Usually writers and editors depend on their wealth of knowledge and instincts when it comes to picking what to write about. InboundWriter, however, believes that the fine art of story selection can be made more accurate with its special algorithms that mine online search and user data behavior.
InboundWriter's paid platform, which launched this month after 18 months of development, allows journalists to input topics. Then its proprietary formulas figure out which topics would drive the most traffic, assigning each term a green, yellow or red score depending on how successful it thinks it would be in getting people to click on the story. Theoretically, this would cut down the time writers spend on stories no one cares about, allowing them to focus on topics that people want to read.

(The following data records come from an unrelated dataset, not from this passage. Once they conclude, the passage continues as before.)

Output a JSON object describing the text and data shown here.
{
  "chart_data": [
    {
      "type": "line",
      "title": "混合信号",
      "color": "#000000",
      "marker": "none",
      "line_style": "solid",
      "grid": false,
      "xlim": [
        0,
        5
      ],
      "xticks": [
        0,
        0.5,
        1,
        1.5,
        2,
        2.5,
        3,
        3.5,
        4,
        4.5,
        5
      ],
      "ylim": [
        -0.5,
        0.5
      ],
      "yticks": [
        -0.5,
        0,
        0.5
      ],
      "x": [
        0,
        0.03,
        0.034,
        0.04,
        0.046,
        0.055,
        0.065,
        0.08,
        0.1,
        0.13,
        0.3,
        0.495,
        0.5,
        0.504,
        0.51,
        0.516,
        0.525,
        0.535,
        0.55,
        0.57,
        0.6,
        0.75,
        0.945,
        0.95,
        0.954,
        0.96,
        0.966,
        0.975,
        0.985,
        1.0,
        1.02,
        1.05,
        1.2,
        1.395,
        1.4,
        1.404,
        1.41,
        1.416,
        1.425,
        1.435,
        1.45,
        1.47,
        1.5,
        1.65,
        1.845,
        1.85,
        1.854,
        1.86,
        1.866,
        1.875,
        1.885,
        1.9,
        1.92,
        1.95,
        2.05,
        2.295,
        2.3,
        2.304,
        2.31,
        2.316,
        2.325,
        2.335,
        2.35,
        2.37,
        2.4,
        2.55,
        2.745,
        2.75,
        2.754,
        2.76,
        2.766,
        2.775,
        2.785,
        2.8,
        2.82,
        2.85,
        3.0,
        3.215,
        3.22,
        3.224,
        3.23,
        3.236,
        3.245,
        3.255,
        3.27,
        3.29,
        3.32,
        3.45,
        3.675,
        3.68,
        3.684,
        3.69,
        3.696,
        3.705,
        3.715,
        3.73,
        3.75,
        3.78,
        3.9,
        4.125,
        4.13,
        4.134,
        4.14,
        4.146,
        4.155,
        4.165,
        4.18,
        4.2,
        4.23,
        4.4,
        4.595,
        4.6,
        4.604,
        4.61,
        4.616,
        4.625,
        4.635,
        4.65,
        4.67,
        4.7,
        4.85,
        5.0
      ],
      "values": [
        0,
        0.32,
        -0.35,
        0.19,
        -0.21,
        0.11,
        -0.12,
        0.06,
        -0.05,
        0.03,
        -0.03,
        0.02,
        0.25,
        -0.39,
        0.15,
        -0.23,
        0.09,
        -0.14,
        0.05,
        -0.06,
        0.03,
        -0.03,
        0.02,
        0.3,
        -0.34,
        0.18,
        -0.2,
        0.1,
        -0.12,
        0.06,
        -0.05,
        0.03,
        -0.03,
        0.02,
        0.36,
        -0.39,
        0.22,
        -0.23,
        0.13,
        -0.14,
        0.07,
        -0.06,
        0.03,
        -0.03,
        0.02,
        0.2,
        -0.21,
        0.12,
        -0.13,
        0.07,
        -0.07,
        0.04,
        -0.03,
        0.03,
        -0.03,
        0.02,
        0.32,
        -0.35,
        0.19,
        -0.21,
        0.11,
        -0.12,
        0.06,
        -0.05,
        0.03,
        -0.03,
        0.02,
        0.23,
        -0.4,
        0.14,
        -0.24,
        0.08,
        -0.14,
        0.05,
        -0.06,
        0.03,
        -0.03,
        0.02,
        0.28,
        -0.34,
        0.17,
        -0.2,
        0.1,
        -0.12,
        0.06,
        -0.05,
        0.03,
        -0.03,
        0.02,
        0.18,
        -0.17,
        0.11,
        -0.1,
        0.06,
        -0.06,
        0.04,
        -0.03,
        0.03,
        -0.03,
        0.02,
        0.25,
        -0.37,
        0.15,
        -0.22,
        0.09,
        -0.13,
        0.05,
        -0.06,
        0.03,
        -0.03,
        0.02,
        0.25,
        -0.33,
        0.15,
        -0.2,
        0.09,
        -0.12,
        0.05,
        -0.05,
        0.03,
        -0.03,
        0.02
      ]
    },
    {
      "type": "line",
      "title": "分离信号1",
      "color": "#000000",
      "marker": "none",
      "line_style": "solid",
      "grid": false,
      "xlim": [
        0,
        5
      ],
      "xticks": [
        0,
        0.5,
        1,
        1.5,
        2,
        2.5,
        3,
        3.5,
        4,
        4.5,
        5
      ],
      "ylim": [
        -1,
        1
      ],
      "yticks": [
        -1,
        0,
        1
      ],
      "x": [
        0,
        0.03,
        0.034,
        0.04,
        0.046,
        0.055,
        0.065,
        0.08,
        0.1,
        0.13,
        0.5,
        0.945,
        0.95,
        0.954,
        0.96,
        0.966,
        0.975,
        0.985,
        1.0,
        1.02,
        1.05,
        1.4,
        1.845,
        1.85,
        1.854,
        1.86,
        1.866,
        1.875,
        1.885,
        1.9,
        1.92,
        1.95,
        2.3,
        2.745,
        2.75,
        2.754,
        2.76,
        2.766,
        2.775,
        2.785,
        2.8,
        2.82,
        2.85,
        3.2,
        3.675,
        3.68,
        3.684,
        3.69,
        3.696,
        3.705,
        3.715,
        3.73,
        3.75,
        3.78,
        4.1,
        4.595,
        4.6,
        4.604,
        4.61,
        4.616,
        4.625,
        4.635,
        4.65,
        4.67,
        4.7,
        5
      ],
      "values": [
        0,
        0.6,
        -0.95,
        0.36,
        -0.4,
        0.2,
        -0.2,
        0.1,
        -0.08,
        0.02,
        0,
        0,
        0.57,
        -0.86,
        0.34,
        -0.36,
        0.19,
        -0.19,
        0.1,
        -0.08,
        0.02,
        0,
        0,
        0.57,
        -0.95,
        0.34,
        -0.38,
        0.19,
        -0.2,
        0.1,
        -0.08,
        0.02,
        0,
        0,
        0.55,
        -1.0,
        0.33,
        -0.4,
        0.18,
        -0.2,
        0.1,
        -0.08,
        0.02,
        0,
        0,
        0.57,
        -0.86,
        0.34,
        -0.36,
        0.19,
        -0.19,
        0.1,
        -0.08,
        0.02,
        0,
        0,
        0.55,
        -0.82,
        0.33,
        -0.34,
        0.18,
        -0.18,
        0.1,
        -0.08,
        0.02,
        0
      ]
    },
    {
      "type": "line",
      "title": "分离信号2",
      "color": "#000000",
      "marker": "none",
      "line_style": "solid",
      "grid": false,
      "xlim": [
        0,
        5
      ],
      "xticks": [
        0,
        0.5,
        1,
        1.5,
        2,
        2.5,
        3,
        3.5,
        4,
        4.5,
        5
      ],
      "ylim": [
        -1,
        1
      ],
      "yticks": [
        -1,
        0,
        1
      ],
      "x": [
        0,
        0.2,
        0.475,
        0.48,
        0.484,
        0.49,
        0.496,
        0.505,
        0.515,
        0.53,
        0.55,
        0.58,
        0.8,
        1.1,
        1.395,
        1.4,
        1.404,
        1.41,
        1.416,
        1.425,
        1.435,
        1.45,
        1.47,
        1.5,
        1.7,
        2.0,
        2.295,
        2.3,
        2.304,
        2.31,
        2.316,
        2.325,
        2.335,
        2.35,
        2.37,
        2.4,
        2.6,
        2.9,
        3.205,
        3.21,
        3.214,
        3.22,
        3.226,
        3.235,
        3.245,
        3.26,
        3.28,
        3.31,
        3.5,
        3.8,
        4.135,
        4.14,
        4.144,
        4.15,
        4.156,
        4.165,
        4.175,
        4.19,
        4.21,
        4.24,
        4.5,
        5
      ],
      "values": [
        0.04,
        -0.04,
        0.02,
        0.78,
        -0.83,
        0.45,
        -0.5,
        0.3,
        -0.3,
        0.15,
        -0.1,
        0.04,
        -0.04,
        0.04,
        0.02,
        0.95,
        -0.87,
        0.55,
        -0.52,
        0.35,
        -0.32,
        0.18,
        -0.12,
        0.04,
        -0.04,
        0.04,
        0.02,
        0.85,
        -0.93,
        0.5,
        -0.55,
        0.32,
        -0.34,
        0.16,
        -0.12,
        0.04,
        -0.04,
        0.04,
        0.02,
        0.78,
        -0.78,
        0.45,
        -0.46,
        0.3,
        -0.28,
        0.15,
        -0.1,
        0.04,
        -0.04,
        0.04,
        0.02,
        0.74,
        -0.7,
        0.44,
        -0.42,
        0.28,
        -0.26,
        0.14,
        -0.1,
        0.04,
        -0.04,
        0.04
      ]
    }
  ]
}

"What we find is that most content doesn't perform," InboundWriter CEO Skip Besthoff explained. "For every 10 pieces of content that [are] published online, maybe one or two will break out. That means eight out of 10 [are] going to disappoint."
Publishers like Time Warner Cable, The Enthusiast Network (which includes Motor Trend and Hot Rod), Skilled Up, TheUnlockr.com and GottaBeMobile jumped on board during the beta testing period. According to InboundWriter's trial with 20 pilot programs, its predictive formulas were able to garner between two to four times more traffic for stories it denoted with a green label than an overall comparison group. One case study based on a medium-sized blog that publishes 300 articles a month found that green topics performed two times better than InboundWriter's control group, and they were upward of three times more successful than topics in the yellow and red groups.

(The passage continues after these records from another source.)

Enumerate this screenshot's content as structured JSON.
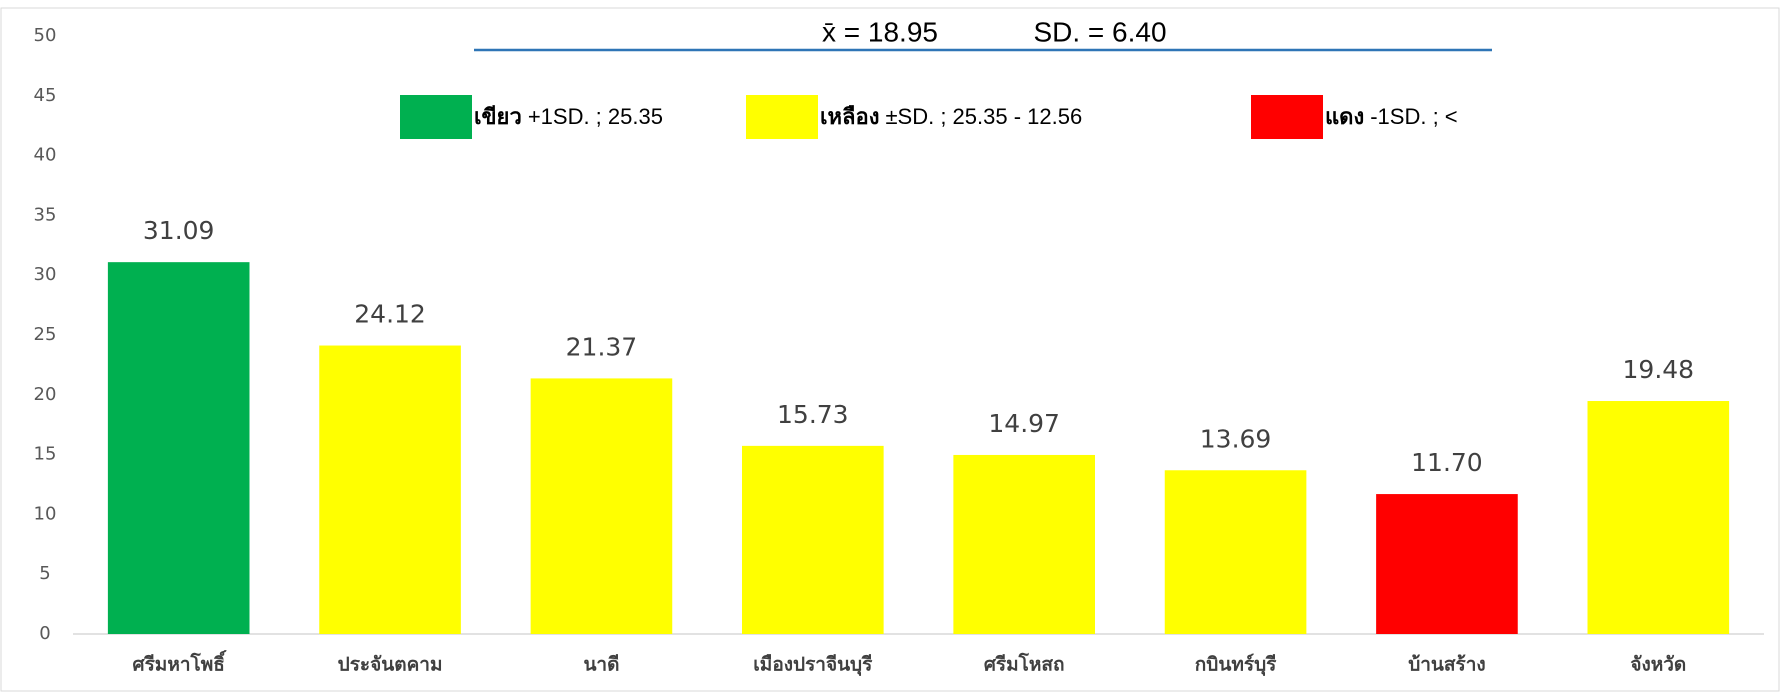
{
  "chart_data": {
    "type": "bar",
    "annotation": {
      "mean": "x̄ =  18.95",
      "sd": "SD. = 6.40"
    },
    "legend": [
      {
        "name": "เขียว",
        "label": "+1SD. ; 25.35",
        "color": "#00b050"
      },
      {
        "name": "เหลือง",
        "label": "±SD. ;   25.35  -  12.56",
        "color": "#ffff00"
      },
      {
        "name": "แดง",
        "label": "-1SD. ; <",
        "color": "#ff0000"
      }
    ],
    "categories": [
      "ศรีมหาโพธิ์",
      "ประจันตคาม",
      "นาดี",
      "เมืองปราจีนบุรี",
      "ศรีมโหสถ",
      "กบินทร์บุรี",
      "บ้านสร้าง",
      "จังหวัด"
    ],
    "values": [
      31.09,
      24.12,
      21.37,
      15.73,
      14.97,
      13.69,
      11.7,
      19.48
    ],
    "value_labels": [
      "31.09",
      "24.12",
      "21.37",
      "15.73",
      "14.97",
      "13.69",
      "11.70",
      "19.48"
    ],
    "colors": [
      "#00b050",
      "#ffff00",
      "#ffff00",
      "#ffff00",
      "#ffff00",
      "#ffff00",
      "#ff0000",
      "#ffff00"
    ],
    "ylim": [
      0,
      50
    ],
    "yticks": [
      0,
      5,
      10,
      15,
      20,
      25,
      30,
      35,
      40,
      45,
      50
    ],
    "grid": false
  }
}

"We've seeing a significant increase in traffic, and it's helping us develop the headline and the supporting keywords that go into that," GottaBeMobile managing editor Josh Smith confirmed.
Admittedly, it's not a perfect system. Besthoff pointed out that the algorithms reflect traffic derived from online searches more than from social media, although the company hopes to fine-tune its platform to predict those factors. In addition, the company is working on a way to extend its platform to video content.

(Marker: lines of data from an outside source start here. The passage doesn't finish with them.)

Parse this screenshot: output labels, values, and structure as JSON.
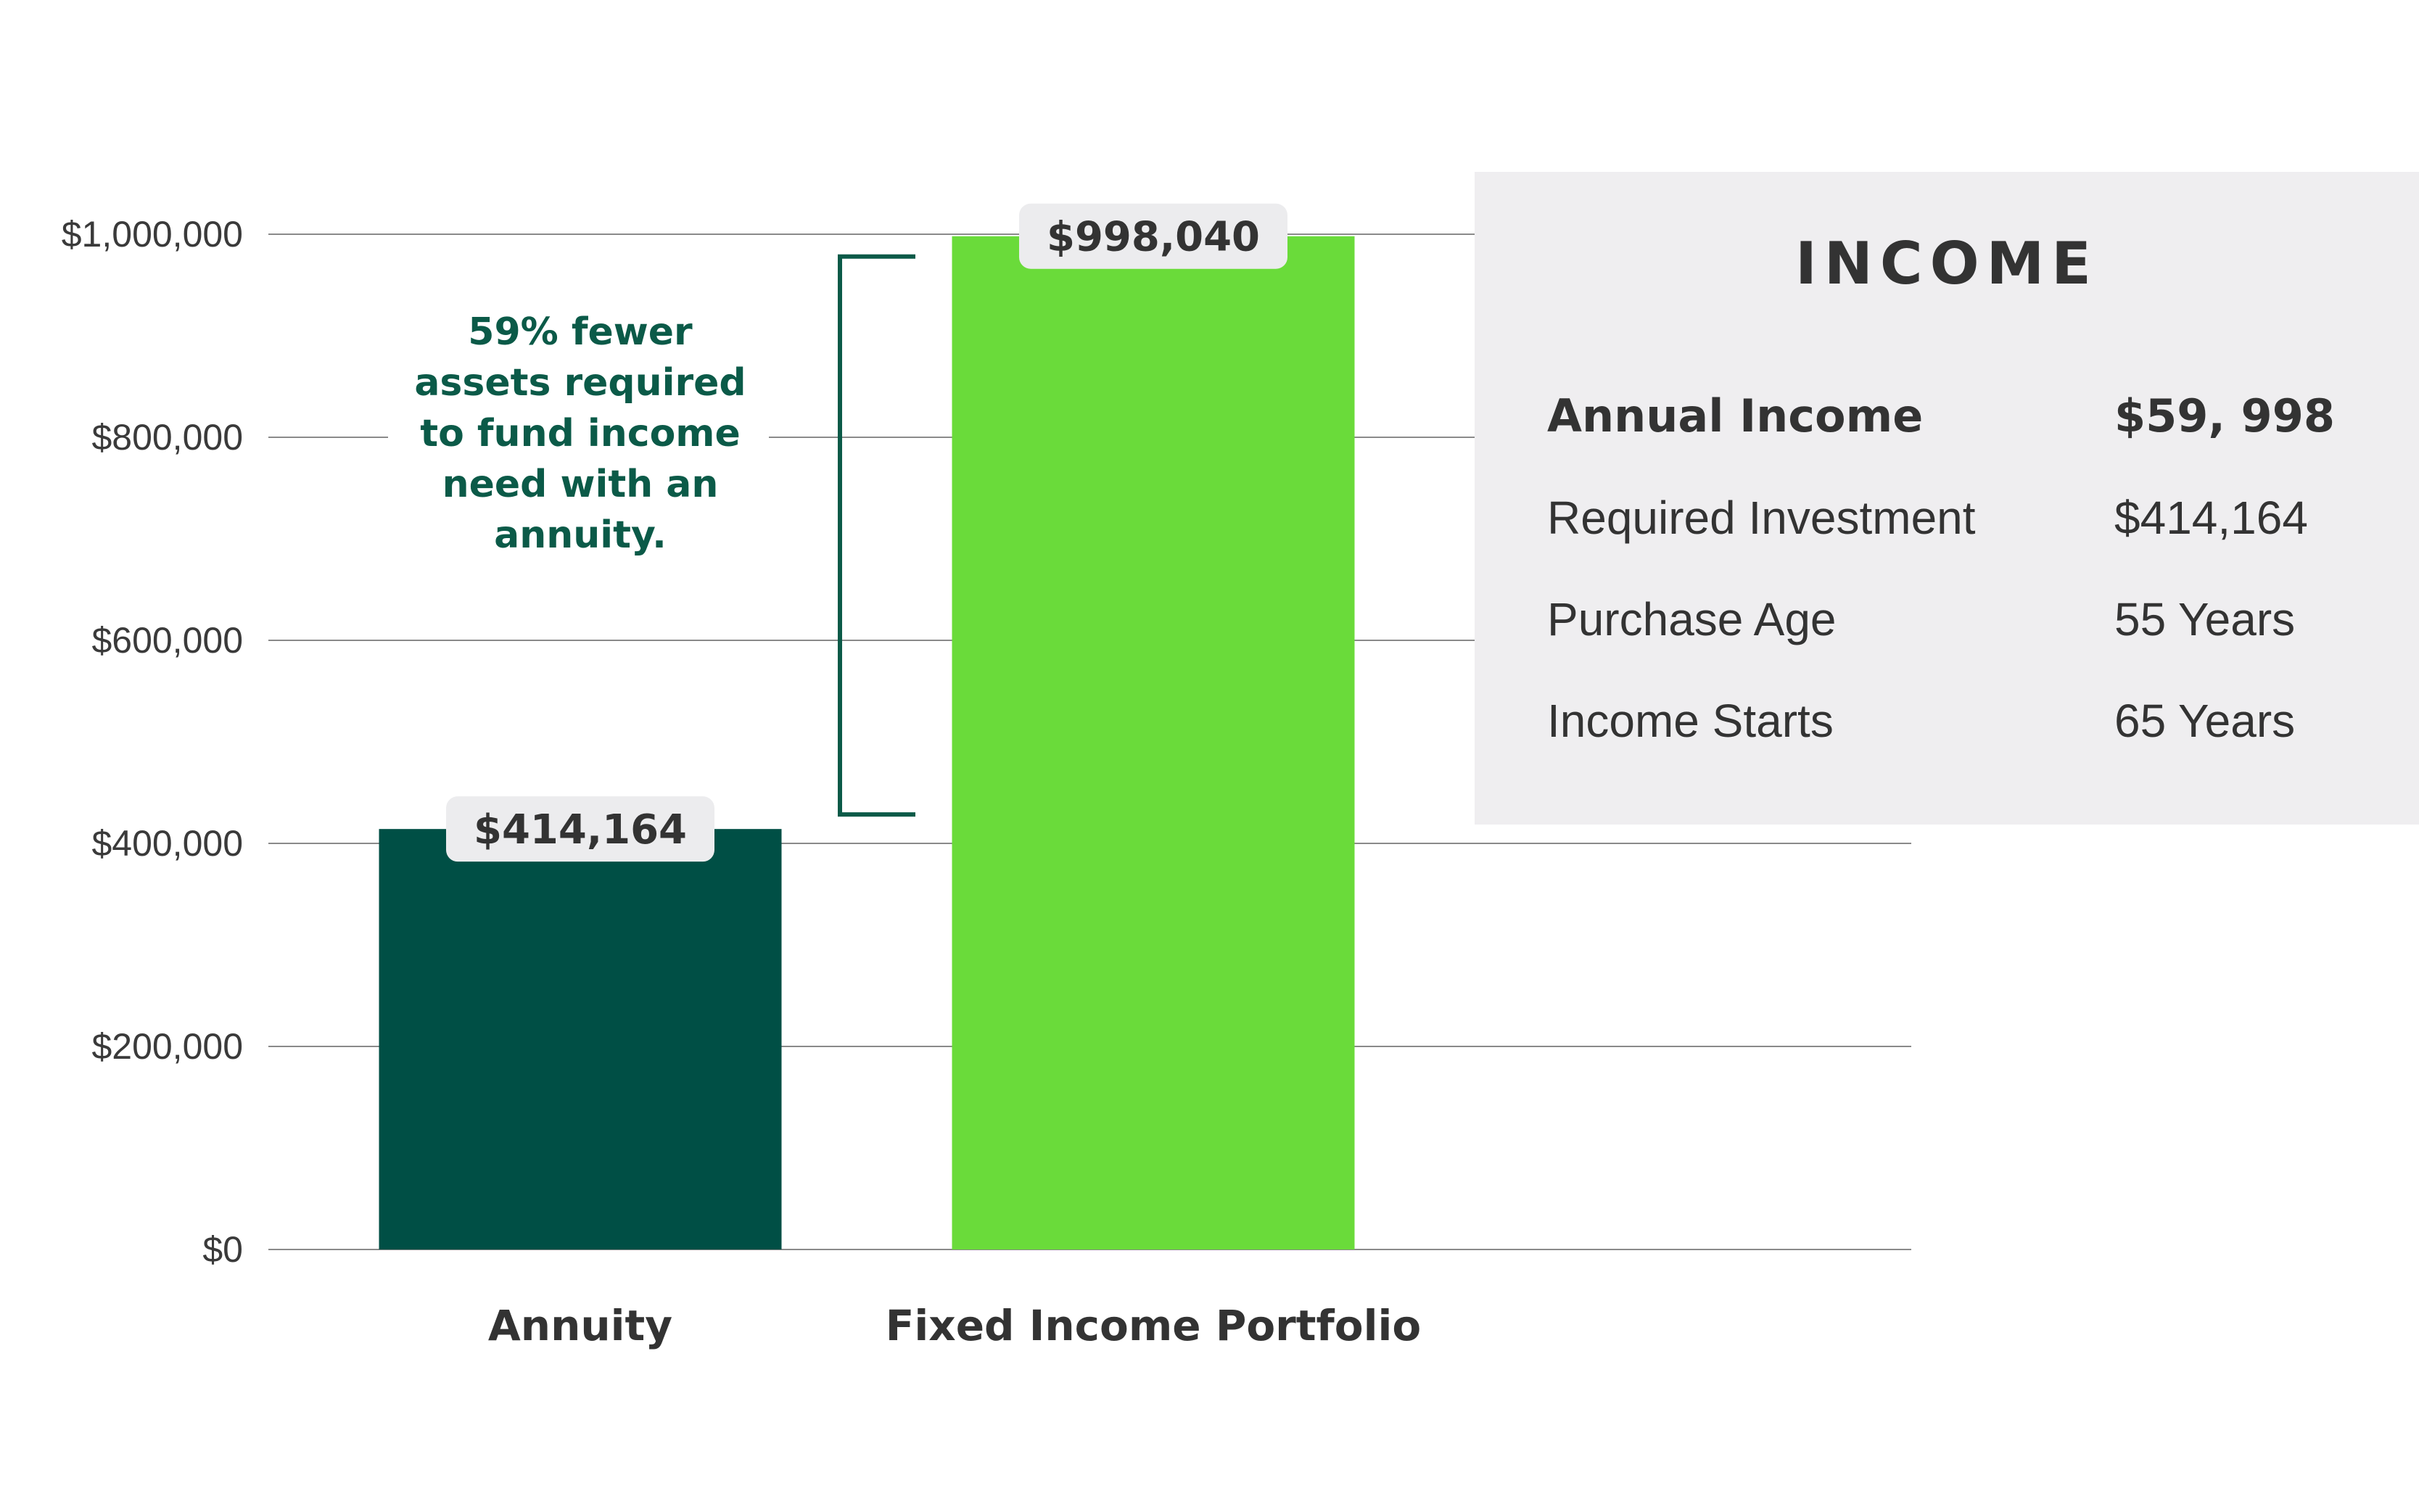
{
  "chart_data": {
    "type": "bar",
    "categories": [
      "Annuity",
      "Fixed Income Portfolio"
    ],
    "values": [
      414164,
      998040
    ],
    "value_labels": [
      "$414,164",
      "$998,040"
    ],
    "colors": [
      "#004f45",
      "#6adb3a"
    ],
    "ylim": [
      0,
      1000000
    ],
    "yticks": [
      0,
      200000,
      400000,
      600000,
      800000,
      1000000
    ],
    "ytick_labels": [
      "$0",
      "$200,000",
      "$400,000",
      "$600,000",
      "$800,000",
      "$1,000,000"
    ],
    "grid": true,
    "annotation": {
      "lines": [
        "59% fewer",
        "assets required",
        "to fund income",
        "need with an",
        "annuity."
      ],
      "color": "#0b5a48"
    }
  },
  "income": {
    "title": "INCOME",
    "rows": [
      {
        "label": "Annual Income",
        "value": "$59, 998"
      },
      {
        "label": "Required Investment",
        "value": "$414,164"
      },
      {
        "label": "Purchase Age",
        "value": "55 Years"
      },
      {
        "label": "Income Starts",
        "value": "65 Years"
      }
    ]
  }
}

Also, while the algorithms use real-time data, they're only customized for "evergreen" subjects, or topics that don't revolve around breaking or timely news. For example, InboundWriter would be able to predict whether a story about student loan costs for a personal finance blog would do wƒell, but it wouldn't be able to tell whether or not it's too late to write about today's interest rate change.
And the service doesn't account for the journalist's own instinct.
"There are still times where we run with our gut," Smith admitted. "I'm still going to go with those [instincts]."